While looking back to the SARS epidemic may provide some comfort, China was nowhere near as important to the global economy as it is now – both from a pure consumption viewpoint, as well as a supply chain basis. Investors appear to be broadly looking through this crisis, but the immediate economic impact is likely to be material. This would be no surprise to anyone who has seen drone footage of the ghost towns that are the major Chinese cities over the past couple of weeks. However, the growth rate of new cases appears to be slowing (complicated by how cases of the virus are being confirmed), and if markets do follow a similar path to SARS, they never looked back after the absolute number of new cases peaked.
Right now commodities are front and centre of the firing line. Reduced activity in China has reportedly cut the nation’s daily usage of oil by 3 million barrels a day (that would be a fifth of the typical demand). There are stories of Chinese copper traders cancelling or delaying shipments as the outbreak hits demand – declaring force majeure (known in laymen’s terms as the ‘act of God’ loophole). China consumes half the metal used globally each year. It’s a stark reminder of both the risk and opportunity that China presents to investors.

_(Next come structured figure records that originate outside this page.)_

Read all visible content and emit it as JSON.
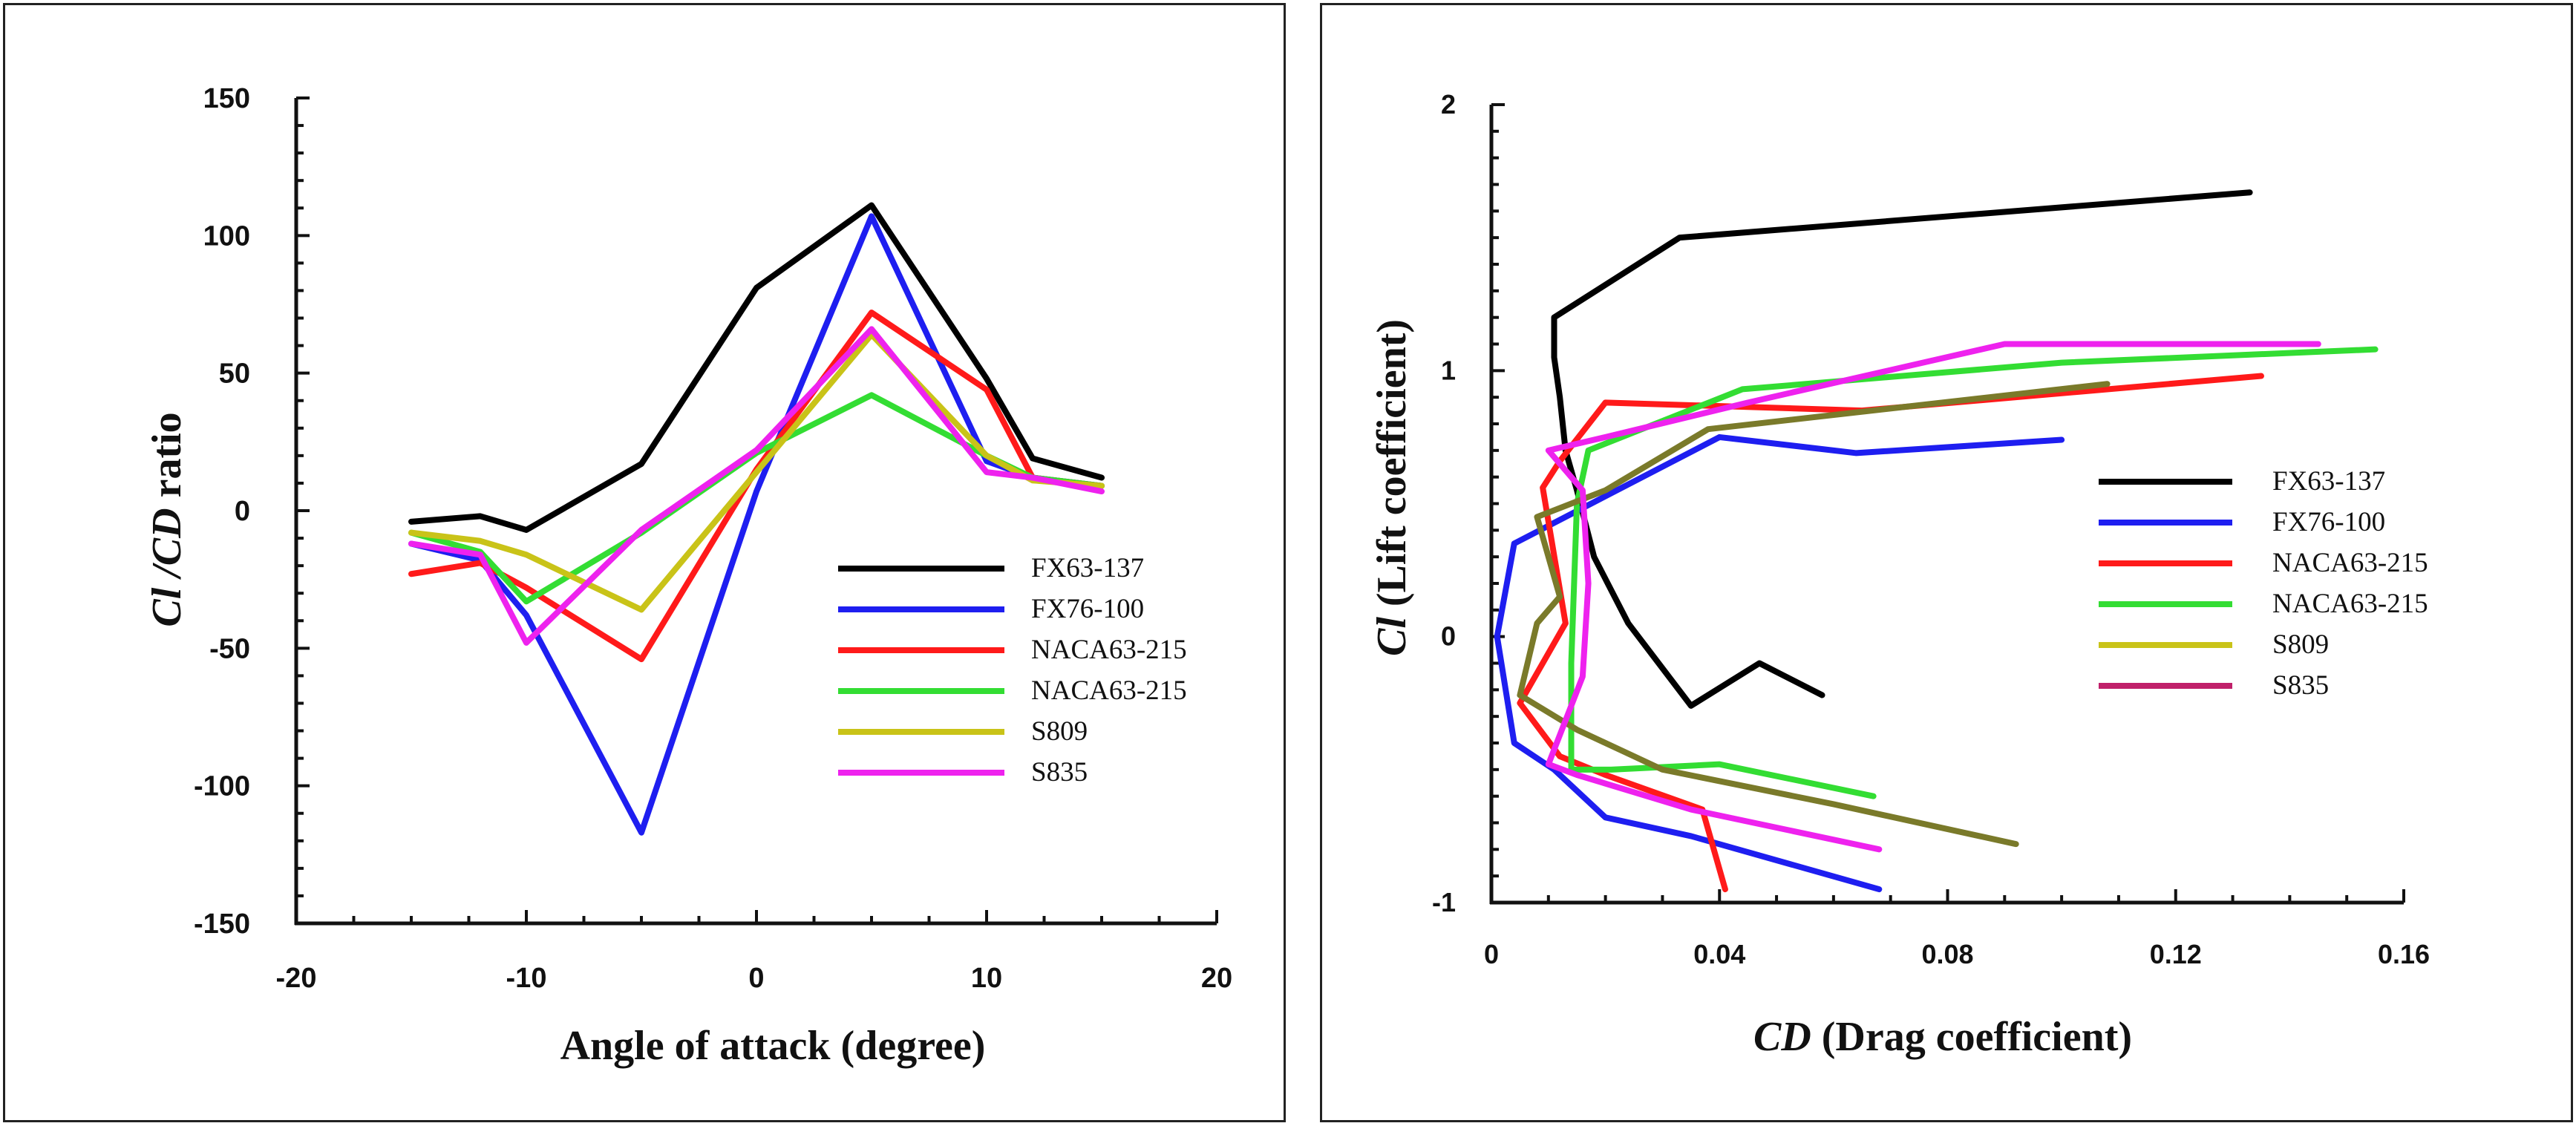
{
  "chart_data": [
    {
      "type": "line",
      "title": "",
      "xlabel": "Angle of attack (degree)",
      "ylabel_italic": "Cl /CD",
      "ylabel_rest": " ratio",
      "xlim": [
        -20,
        20
      ],
      "ylim": [
        -150,
        150
      ],
      "xticks": [
        -20,
        -10,
        0,
        10,
        20
      ],
      "yticks": [
        -150,
        -100,
        -50,
        0,
        50,
        100,
        150
      ],
      "legend_position": "center-right",
      "series": [
        {
          "name": "FX63-137",
          "color": "#000000",
          "x": [
            -15,
            -12,
            -10,
            -5,
            0,
            5,
            10,
            12,
            15
          ],
          "y": [
            -4,
            -2,
            -7,
            17,
            81,
            111,
            48,
            19,
            12
          ]
        },
        {
          "name": "FX76-100",
          "color": "#1e1ef0",
          "x": [
            -15,
            -12,
            -10,
            -5,
            0,
            5,
            10,
            12,
            15
          ],
          "y": [
            -12,
            -18,
            -38,
            -117,
            7,
            107,
            18,
            12,
            9
          ]
        },
        {
          "name": "NACA63-215",
          "color": "#ff1a1a",
          "x": [
            -15,
            -12,
            -10,
            -5,
            0,
            5,
            10,
            12,
            15
          ],
          "y": [
            -23,
            -19,
            -28,
            -54,
            15,
            72,
            44,
            12,
            9
          ]
        },
        {
          "name": "NACA63-215",
          "color": "#33dd33",
          "x": [
            -15,
            -12,
            -10,
            -5,
            0,
            5,
            10,
            12,
            15
          ],
          "y": [
            -8,
            -15,
            -33,
            -8,
            21,
            42,
            20,
            12,
            9
          ]
        },
        {
          "name": "S809",
          "color": "#c9c318",
          "x": [
            -15,
            -12,
            -10,
            -5,
            0,
            5,
            10,
            12,
            15
          ],
          "y": [
            -8,
            -11,
            -16,
            -36,
            14,
            64,
            20,
            11,
            9
          ]
        },
        {
          "name": "S835",
          "color": "#ee22ee",
          "x": [
            -15,
            -12,
            -10,
            -5,
            0,
            5,
            10,
            12,
            15
          ],
          "y": [
            -12,
            -16,
            -48,
            -7,
            22,
            66,
            14,
            12,
            7
          ]
        }
      ]
    },
    {
      "type": "line",
      "title": "",
      "xlabel_italic": "CD",
      "xlabel_rest": " (Drag coefficient)",
      "ylabel_italic": "Cl",
      "ylabel_rest": " (Lift coefficient)",
      "xlim": [
        0,
        0.16
      ],
      "ylim": [
        -1,
        2
      ],
      "xticks": [
        "0",
        "0.04",
        "0.08",
        "0.12",
        "0.16"
      ],
      "yticks": [
        "-1",
        "0",
        "1",
        "2"
      ],
      "legend_position": "center-right",
      "series": [
        {
          "name": "FX63-137",
          "color": "#000000",
          "x": [
            0.058,
            0.047,
            0.035,
            0.024,
            0.018,
            0.015,
            0.013,
            0.012,
            0.011,
            0.011,
            0.033,
            0.133
          ],
          "y": [
            -0.22,
            -0.1,
            -0.26,
            0.05,
            0.3,
            0.55,
            0.7,
            0.9,
            1.05,
            1.2,
            1.5,
            1.67
          ]
        },
        {
          "name": "FX76-100",
          "color": "#1e1ef0",
          "x": [
            0.068,
            0.035,
            0.02,
            0.011,
            0.004,
            0.001,
            0.004,
            0.013,
            0.04,
            0.064,
            0.1
          ],
          "y": [
            -0.95,
            -0.75,
            -0.68,
            -0.5,
            -0.4,
            0.0,
            0.35,
            0.45,
            0.75,
            0.69,
            0.74
          ]
        },
        {
          "name": "NACA63-215",
          "color": "#ff1a1a",
          "x": [
            0.041,
            0.037,
            0.02,
            0.012,
            0.005,
            0.009,
            0.013,
            0.009,
            0.012,
            0.02,
            0.065,
            0.135
          ],
          "y": [
            -0.95,
            -0.65,
            -0.52,
            -0.45,
            -0.25,
            -0.1,
            0.05,
            0.56,
            0.66,
            0.88,
            0.85,
            0.98
          ]
        },
        {
          "name": "NACA63-215",
          "color": "#33dd33",
          "x": [
            0.067,
            0.04,
            0.021,
            0.014,
            0.014,
            0.015,
            0.017,
            0.044,
            0.1,
            0.155
          ],
          "y": [
            -0.6,
            -0.48,
            -0.5,
            -0.5,
            -0.1,
            0.5,
            0.7,
            0.93,
            1.03,
            1.08
          ]
        },
        {
          "name": "S809",
          "color": "#7a7a2a",
          "x": [
            0.092,
            0.06,
            0.03,
            0.015,
            0.005,
            0.008,
            0.012,
            0.008,
            0.02,
            0.038,
            0.108
          ],
          "y": [
            -0.78,
            -0.63,
            -0.5,
            -0.35,
            -0.22,
            0.05,
            0.15,
            0.45,
            0.55,
            0.78,
            0.95
          ]
        },
        {
          "name": "S835",
          "color": "#ee22ee",
          "x": [
            0.068,
            0.035,
            0.015,
            0.01,
            0.016,
            0.017,
            0.016,
            0.01,
            0.02,
            0.045,
            0.09,
            0.145
          ],
          "y": [
            -0.8,
            -0.65,
            -0.52,
            -0.48,
            -0.15,
            0.2,
            0.55,
            0.7,
            0.75,
            0.88,
            1.1,
            1.1
          ]
        }
      ],
      "legend": [
        {
          "name": "FX63-137",
          "color": "#000000"
        },
        {
          "name": "FX76-100",
          "color": "#1e1ef0"
        },
        {
          "name": "NACA63-215",
          "color": "#ff1a1a"
        },
        {
          "name": "NACA63-215",
          "color": "#33dd33"
        },
        {
          "name": "S809",
          "color": "#c9c318"
        },
        {
          "name": "S835",
          "color": "#c0206a"
        }
      ]
    }
  ]
}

The impact is far reaching: Chile feels the impact of the copper slump while factories in Europe are at risk of closing down as they can’t get essential parts usually sourced from China. Globalisation works backwards as well as forwards.
Some of the more interesting reactions have been at the company level. The obvious suspects with material Chinese footprints, such as our holding Estee Lauder, have generally lowered full-year guidance. Albeit, now that people can still buy online the impact is perhaps less than it might have been. Another of our investments, TravelSky (a Chinese airline ticketing business), has unsurprisingly been hit harder because of the dramatic drop in Chinese air travel. At the more niche end, it’s definitely squeaky bum time for those who bought the recent World Bank catastrophe bond issue (not us). These will essentially default if the current virus grows from ‘epidemic’ to ‘pandemic’, as the money will be used to fight the global outbreak.
Remarkably, some share prices have actually been boosted by the outbreak. I can’t claim that when we bought Clorox last year that I knew it would be a hedge to a medical crisis that was in no-one’s 2020 outlook. It sells disinfecting wipes. An even better hedge would have been a Japanese face mask company, whose share price went bananas, soaring about 750% in January (not one we own). And Chinese internet giant Tencent, a long-time holding for us, has been doing well as the whole country stays at home. It’s helping alleviate the cabin fever of millions with games and videos. According to local media, gaming hit record highs during the virus outbreak, with record numbers of players on their Peacekeeper game briefly bringing down Tencent’s servers.
Thankfully the few cases of this virus in the UK appear to be contained for now, and we can only hope it stays that way for the sake of the country and the economy. The general cold and flu season on the other hand appears to be in full swing (at least, in our office), and so this Valentine’s Day I’ll be staying home and firing up the PlayStation.